Catiri, por exemplo, foi monitorado durante um ano até ser executado, inclusive com uso de drones, segundo as investigações.
Fernando Marcos foi seguido por policiais militares que trabalhavam para a organização criminosa na véspera de sua morte, em abril de 2023.
Suspeitos visitaram Adilsinho
Suspeitos de cometer os crimes foram registrados como visitantes do apartamento de Adilson Oliveira Coutinho, o Adilsinho da Grande Rio, que é investigado como possível mandante dos crimes.
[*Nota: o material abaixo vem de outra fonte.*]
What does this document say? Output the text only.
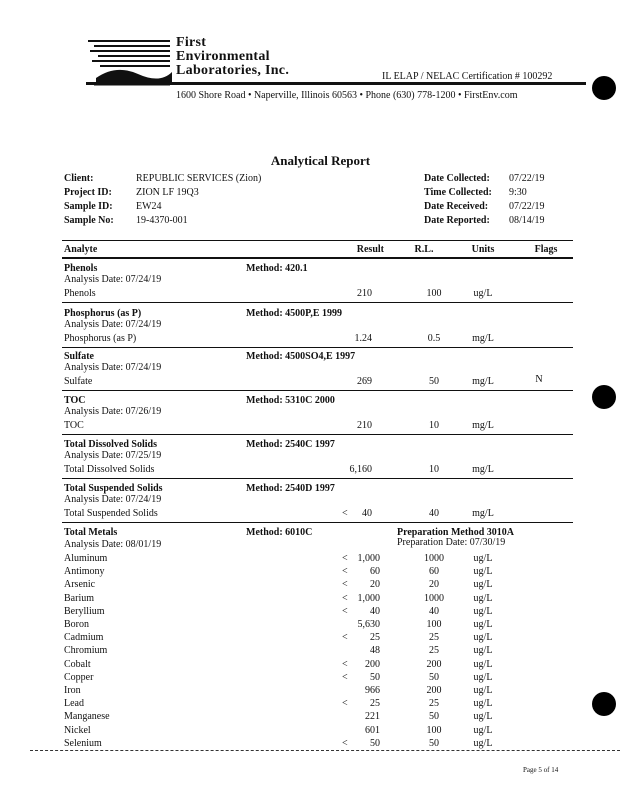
First
Environmental
Laboratories, Inc.	IL ELAP / NELAC Certification # 100292
1600 Shore Road • Naperville, Illinois 60563 • Phone (630) 778-1200 • FirstEnv.com
Analytical Report
Client:	REPUBLIC SERVICES (Zion)
Project ID: ZION LF 19Q3
Sample ID: EW24
Sample No: 19-4370-001
Date Collected: 07/22/19
Time Collected: 9:30
Date Received: 07/22/19
Date Reported: 08/14/19
Analyte	Result	R.L.	Units	Flags
Phenols	Method: 420.1
Analysis Date: 07/24/19
Phenols	210	100	ug/L
Phosphorus (as P)	Method: 4500P,E 1999
Analysis Date: 07/24/19
Phosphorus (as P)	1.24	0.5	mg/L
Sulfate	Method: 4500SO4,E 1997
Analysis Date: 07/24/19
Sulfate	269	50	mg/L	N
TOC	Method: 5310C 2000
Analysis Date: 07/26/19
TOC	210	10	mg/L
Total Dissolved Solids	Method: 2540C 1997
Analysis Date: 07/25/19
Total Dissolved Solids	6,160	10	mg/L
Total Suspended Solids	Method: 2540D 1997
Analysis Date: 07/24/19
Total Suspended Solids	<	40	40	mg/L
Total Metals	Method: 6010C
Analysis Date: 08/01/19
Preparation Method 3010A
Preparation Date: 07/30/19
Aluminum	< 1,000	1000	ug/L
Antimony	<	60	60	ug/L
Arsenic	<	20	20	ug/L
Barium	< 1,000	1000	ug/L
Beryllium	<	40	40	ug/L
Boron	5,630	100	ug/L
Cadmium	<	25	25	ug/L
Chromium	48	25	ug/L
Cobalt	<	200	200	ug/L
Copper	<	50	50	ug/L
Iron	966	200	ug/L
Lead	<	25	25	ug/L
Manganese	221	50	ug/L
Nickel	601	100	ug/L
Selenium	<	50	50	ug/L
Page 5 of 14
Procurada, a defesa de Adilsinho não quis se manifestar.
O confronto balístico foi citado como uma das provas recentes do Ministério Público para pedir a prisão de Adilsinho, que foi negada pela Justiça do Rio.
Cartaz do Disque Denúncia pede informações sobre o PM Rafael Dutra, o ‘Sem Alma’
Divulgação
No cadastro do condomínio, de acordo com a Delegacia de Homicídios da Capital, Wanderson Lemos, o Chacal, e Rafael do Nascimento Dutra, o Sem Alma, são listados como seguranças.
Entenda quem é quem na disputa por pontos da contravenção
Seguranças do bicheiro Adilsinho são investigados por homicídios entre 2021 e 2023
Nas investigações das mortes de Catiri e Sandrinho, foram emitidos mandados de prisão para os seguintes alvos: George Garcia de Souza Alcovias; José Ricardo Gomes Simões; e Rafael do Nascimento Dutra, o Sem Alma, PM lotado no 15º BPM (Duque de Caxias). George e José Ricardo foram presos.
Sem Alma, que está foragido, é procurado por suspeita de ser um dos chefes de um novo grupo de assassinos de aluguel que atua no Rio.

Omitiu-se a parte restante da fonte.